Why does this query timeout? V2 - asp.net

This question is a followup to This Question
The solution, clearing the execution plan cache seemed to work at the time, but i've been running into the same problem over and over again, and clearing the cache no longer seems to help. There must be a deeper problem here.
I've discovered that if I remove the .Distinct() from the query, it returns rows (with duplicates) in about 2 seconds. However, with the .Distinct() it takes upwards of 4 minutes to complete. There are a lot of rows in the tables, and some of the where clause fields do not have indexes. However, the number of records returned is fairly small (a few dozen at most).
The confusing part about it is that if I get the SQL generated by the Linq query, via Linqpad, then execute that code as SQL or in SQL Management Studio (including the DISTINCT) it executes in about 3 seconds.
What is the difference between the Linq query and the executed SQL?
I have a short term workaround, and that's to return the set without .Distinct() as a List, then using .Distinct on the list, this takes about 2 seconds. However, I don't like doing SQL Server work on the web server.
I want to understand WHY the Distinct is 2 orders of magnitude slower in Linq, but not SQL.
UPDATE:
When executing the code via Linq, the sql profiler shows this code, which is basically identical query.
sp_executesql N'SELECT DISTINCT [t5].[AccountGroupID], [t5].[AccountGroup]
AS [AccountGroup1]
FROM [dbo].[TransmittalDetail] AS [t0]
INNER JOIN [dbo].[TransmittalHeader] AS [t1] ON [t1].[TransmittalHeaderID] =
[t0].[TransmittalHeaderID]
INNER JOIN [dbo].[LineItem] AS [t2] ON [t2].[LineItemID] = [t0].[LineItemID]
LEFT OUTER JOIN [dbo].[AccountType] AS [t3] ON [t3].[AccountTypeID] =
[t2].[AccountTypeID]
LEFT OUTER JOIN [dbo].[AccountCategory] AS [t4] ON [t4].[AccountCategoryID] =
[t3].[AccountCategoryID]
LEFT OUTER JOIN [dbo].[AccountGroup] AS [t5] ON [t5].[AccountGroupID] =
[t4].[AccountGroupID]
LEFT OUTER JOIN [dbo].[AccountSummary] AS [t6] ON [t6].[AccountSummaryID] =
[t5].[AccountSummaryID]
WHERE ([t1].[TransmittalEntityID] = #p0) AND ([t1].[DateRangeBeginTimeID] = #p1) AND
([t1].[ScenarioID] = #p2) AND ([t6].[AccountSummaryID] = #p3)',N'#p0 int,#p1 int,
#p2 int,#p3 int',#p0=196,#p1=20100101,#p2=2,#p3=0
UPDATE:
The only difference between the queries is that Linq executes it with sp_executesql and SSMS does not, otherwise the query is identical.
UPDATE:
I have tried various Transaction Isolation levels to no avail. I've also set ARITHABORT to try to force a recompile when it executes, and no difference.
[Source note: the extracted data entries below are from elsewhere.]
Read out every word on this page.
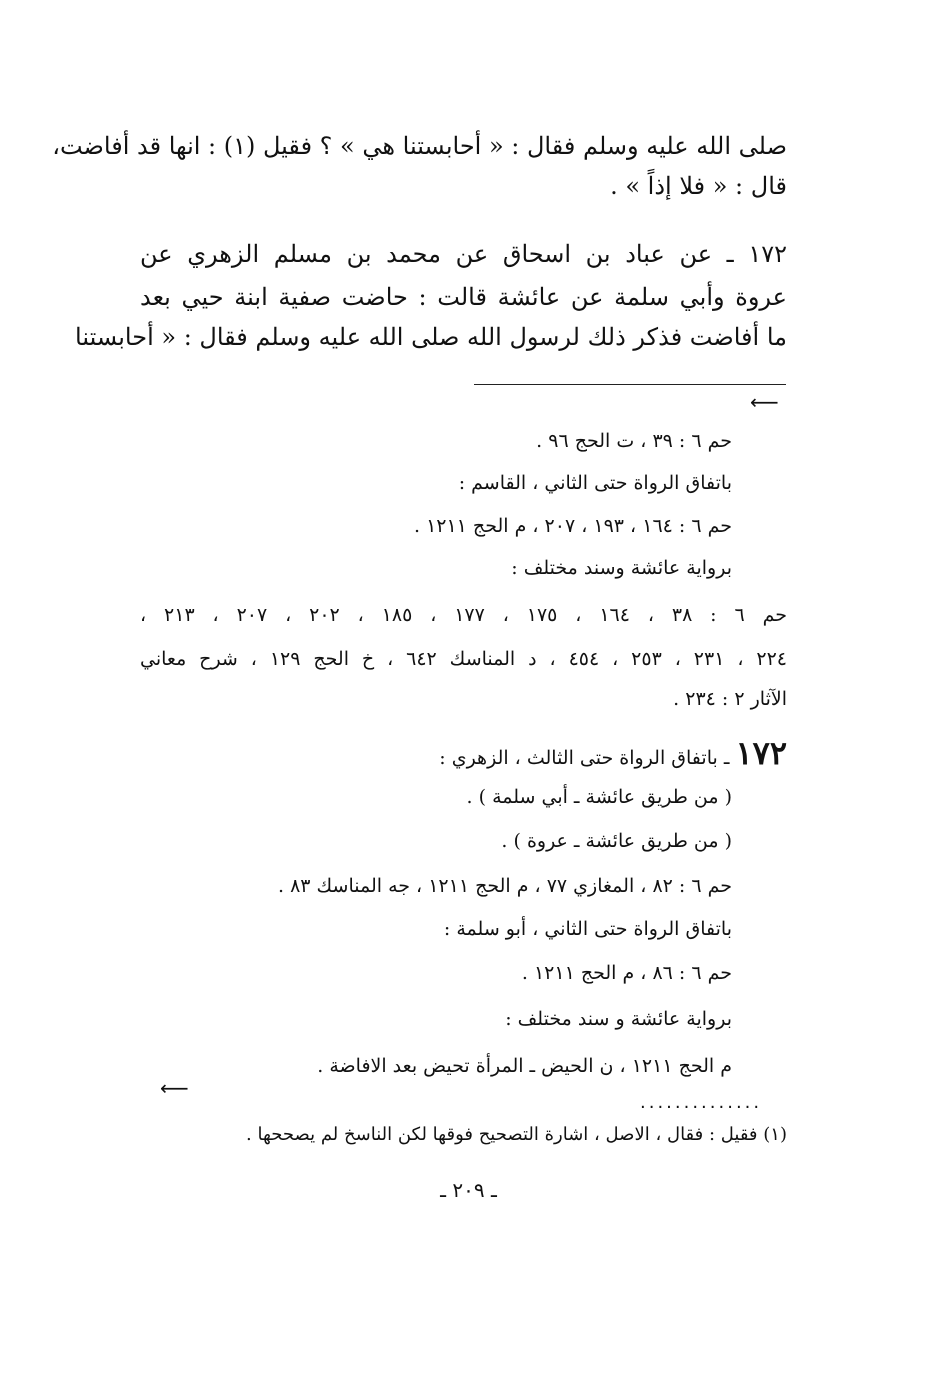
صلى الله عليه وسلم فقال : « أحابستنا هي » ؟ فقيل (١) : انها قد أفاضت،
قال : « فلا إذاً » .
١٧٢ ـ عن عباد بن اسحاق عن محمد بن مسلم الزهري عن
عروة وأبي سلمة عن عائشة قالت : حاضت صفية ابنة حيي بعد
ما أفاضت فذكر ذلك لرسول الله صلى الله عليه وسلم فقال : « أحابستنا
⟵
حم ٦ : ٣٩ ، ت الحج ٩٦ .
باتفاق الرواة حتى الثاني ، القاسم :
حم ٦ : ١٦٤ ، ١٩٣ ، ٢٠٧ ، م الحج ١٢١١ .
برواية عائشة وسند مختلف :
حم ٦ : ٣٨ ، ١٦٤ ، ١٧٥ ، ١٧٧ ، ١٨٥ ، ٢٠٢ ، ٢٠٧ ، ٢١٣ ،
٢٢٤ ، ٢٣١ ، ٢٥٣ ، ٤٥٤ ، د المناسك ٦٤٢ ، خ الحج ١٢٩ ، شرح معاني
الآثار ٢ : ٢٣٤ .
١٧٢ ـ باتفاق الرواة حتى الثالث ، الزهري :
( من طريق عائشة ـ أبي سلمة ) .
( من طريق عائشة ـ عروة ) .
حم ٦ : ٨٢ ، المغازي ٧٧ ، م الحج ١٢١١ ، جه المناسك ٨٣ .
باتفاق الرواة حتى الثاني ، أبو سلمة :
حم ٦ : ٨٦ ، م الحج ١٢١١ .
برواية عائشة و سند مختلف :
م الحج ١٢١١ ، ن الحيض ـ المرأة تحيض بعد الافاضة .
⟵
..............
(١) فقيل : فقال ، الاصل ، اشارة التصحيح فوقها لكن الناسخ لم يصححها .
ـ ٢٠٩ ـ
The bad plan is most likely the result of parameter sniffing: http://blogs.msdn.com/b/queryoptteam/archive/2006/03/31/565991.aspx
Unfortunately there is not really any good universal way (that I know of) to avoid that with L2S. context.ExecuteCommand("sp_recompile ...") would be an ugly but possible workaround if the query is not executed very frequently.
Changing the query around slightly to force a recompile might be another one.
Moving parts (or all) of the query into a view*, function*, or stored procedure* DB-side would be yet another workaround.
 * = where you can use local params (func/proc) or optimizer hints (all three) to force a 'good' plan
Btw, have you tried to update statistics for the tables involved? SQL Server's auto update statistics doesn't always do the job, so unless you have a scheduled job to do that it might be worth considering scripting and scheduling update statistics... ...tweaking up and down the sample size as needed can also help.
There may be ways to solve the issue by adding* (or dropping*) the right indexes on the tables involved, but without knowing the underlying db schema, table size, data distribution etc that is a bit difficult to give any more specific advice on...
 * = Missing and/or overlapping/redundant indexes can both lead to bad execution plans.
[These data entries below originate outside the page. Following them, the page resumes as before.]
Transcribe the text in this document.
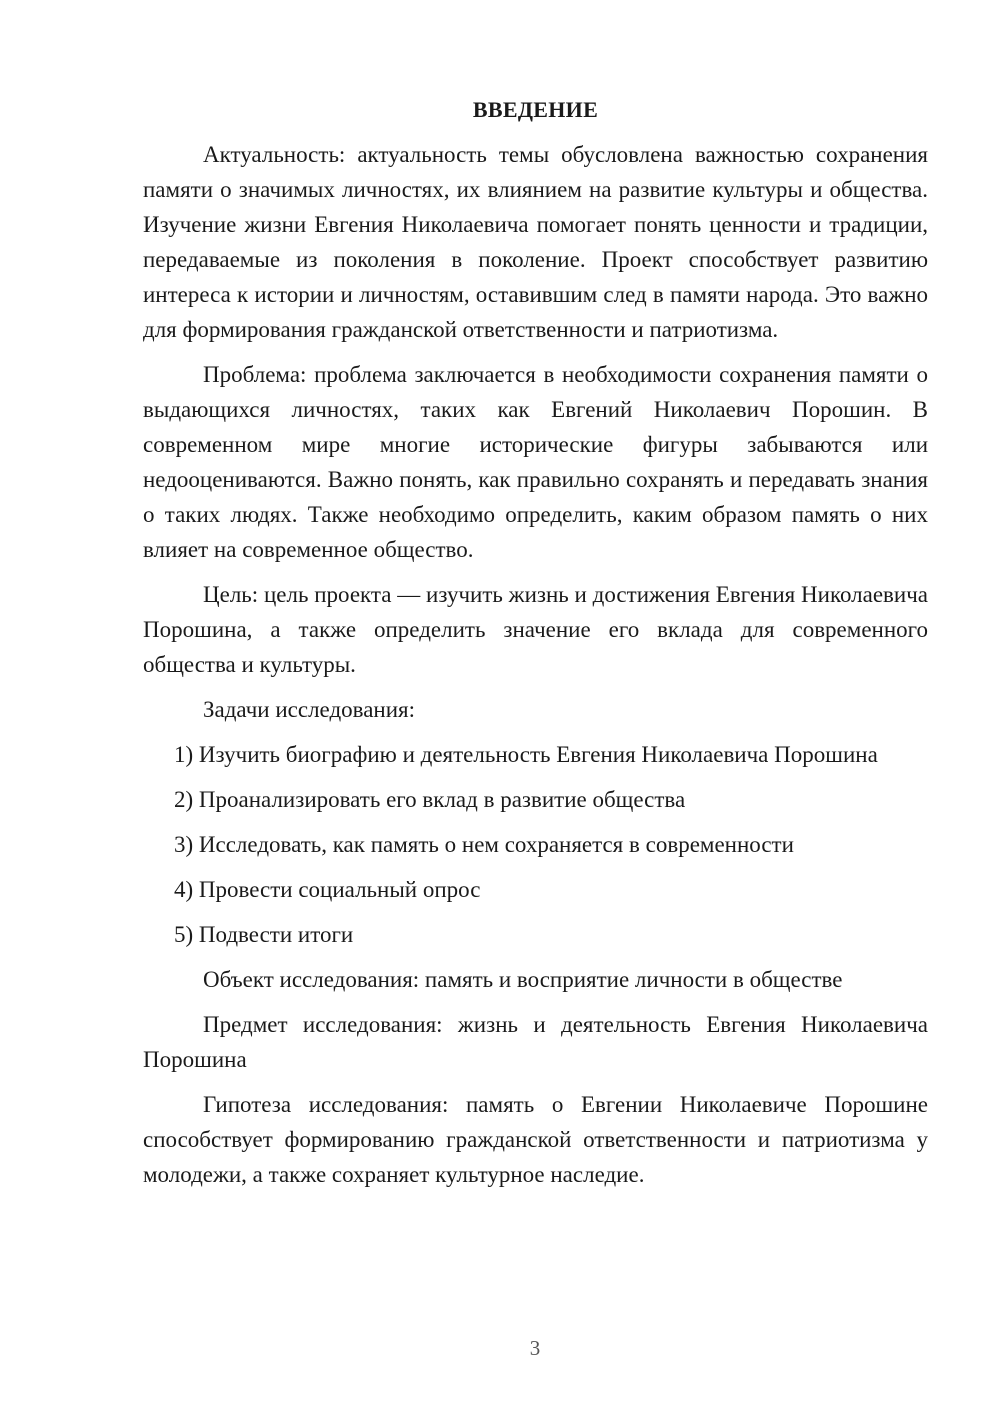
ВВЕДЕНИЕ

Актуальность: актуальность темы обусловлена важностью сохранения памяти о значимых личностях, их влиянием на развитие культуры и общества. Изучение жизни Евгения Николаевича помогает понять ценности и традиции, передаваемые из поколения в поколение. Проект способствует развитию интереса к истории и личностям, оставившим след в памяти народа. Это важно для формирования гражданской ответственности и патриотизма.

Проблема: проблема заключается в необходимости сохранения памяти о выдающихся личностях, таких как Евгений Николаевич Порошин. В современном мире многие исторические фигуры забываются или недооцениваются. Важно понять, как правильно сохранять и передавать знания о таких людях. Также необходимо определить, каким образом память о них влияет на современное общество.

Цель: цель проекта — изучить жизнь и достижения Евгения Николаевича Порошина, а также определить значение его вклада для современного общества и культуры.

Задачи исследования:

1) Изучить биографию и деятельность Евгения Николаевича Порошина

2) Проанализировать его вклад в развитие общества

3) Исследовать, как память о нем сохраняется в современности

4) Провести социальный опрос

5) Подвести итоги

Объект исследования: память и восприятие личности в обществе

Предмет исследования: жизнь и деятельность Евгения Николаевича Порошина

Гипотеза исследования: память о Евгении Николаевиче Порошине способствует формированию гражданской ответственности и патриотизма у молодежи, а также сохраняет культурное наследие.

3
The SQL that Linqpad gives you may not be exactly what is being sent to the DB.
Here's what I would suggest:
Run SQL Profiler against the DB while you execute the query. Find the statement which corresponds to your query
Paste the whole statment into SSMS, and enable the "Show Actual Execution Plan" option.
Post the resulting plan here for people to dissect.
Key things to look for:
Table Scans, which usually imply that an index is missing
Wide arrows in the graphical plan, indicating lots of intermediary rows being processed.
If you're using SQL 2008, viewing the plan will often tell you if there are any indexes missing which should be added to speed up the query.
Also, are you executing against a DB which is under load from other users?

At first glance there's a lot of joins, but I can only see one thing to reduce the number right away w/out having the schema in front of me...it doesn't look like you need AccountSummary.
[t6].[AccountSummaryID] = #p3
could be
[t5].[AccountSummaryID] = #p3
Return values are from the [t5] table. [t6] is only used filter on that one parameter which looks like it is the Foreign Key from t5 to t6, so it is present in [t5]. Therefore, you can remove the join to [t6] altogether. Or am I missing something?

Are you sure you want to use LEFT OUTER JOIN here? This query looks like it should probably be using INNER JOINs, especially because you are taking the columns that are potentially NULL and then doing a distinct on it.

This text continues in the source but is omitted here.